No one had the faintest clue. Even now, many people not only don't understand what just happened, but they don't think anything happened at all.
ELIZA, ROFL. How'd ELIZA do at the IMO last year?
> ELIZA, ROFL. How'd ELIZA do at the IMO last year?
What's funny is the failure to grasp any contextual framing of ELIZA. When it came out people were impressed by it's reasoning, it's responses. And in your line of defense it could think because it had mastery of words!
But fast forward the current timeline 30 years. You will have been of the same camp that argued on behalf of ELIZA when the rest of the world was asking, confusingly: how did people think ChatGPT could think?
No one was impressed with ELIZA's "reasoning" except for a few non-specialist test subjects recruited from the general population. Admittedly it was disturbing to see how strongly some of those people latched onto it.

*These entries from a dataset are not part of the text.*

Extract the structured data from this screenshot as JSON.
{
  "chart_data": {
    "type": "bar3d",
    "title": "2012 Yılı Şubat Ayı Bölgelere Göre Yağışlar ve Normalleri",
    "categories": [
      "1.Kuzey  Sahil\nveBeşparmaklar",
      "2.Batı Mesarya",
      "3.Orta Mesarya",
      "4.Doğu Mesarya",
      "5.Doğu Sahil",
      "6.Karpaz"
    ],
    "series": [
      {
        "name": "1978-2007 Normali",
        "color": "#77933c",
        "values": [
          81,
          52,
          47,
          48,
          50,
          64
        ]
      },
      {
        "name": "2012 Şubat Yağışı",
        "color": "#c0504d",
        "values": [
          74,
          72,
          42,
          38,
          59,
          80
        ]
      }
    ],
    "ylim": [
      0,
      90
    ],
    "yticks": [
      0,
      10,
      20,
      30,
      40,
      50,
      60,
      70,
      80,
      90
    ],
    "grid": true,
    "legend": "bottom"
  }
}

Meanwhile, you didn't answer my question. How'd ELIZA do on the IMO? If you know a way to achieve gold-medal performance at top-level math and programming competitions without thinking, I for one am all ears.
So people without language cannot reason? I don't think so.
There's no such thing as people without language, except for infants and those who are so mentally incapacitated that the answer is self-evidently "No, they cannot."
Language is the substrate of reason. It doesn't need to be spoken or written, but it's a necessary and (as it turns out) sufficient component of thought.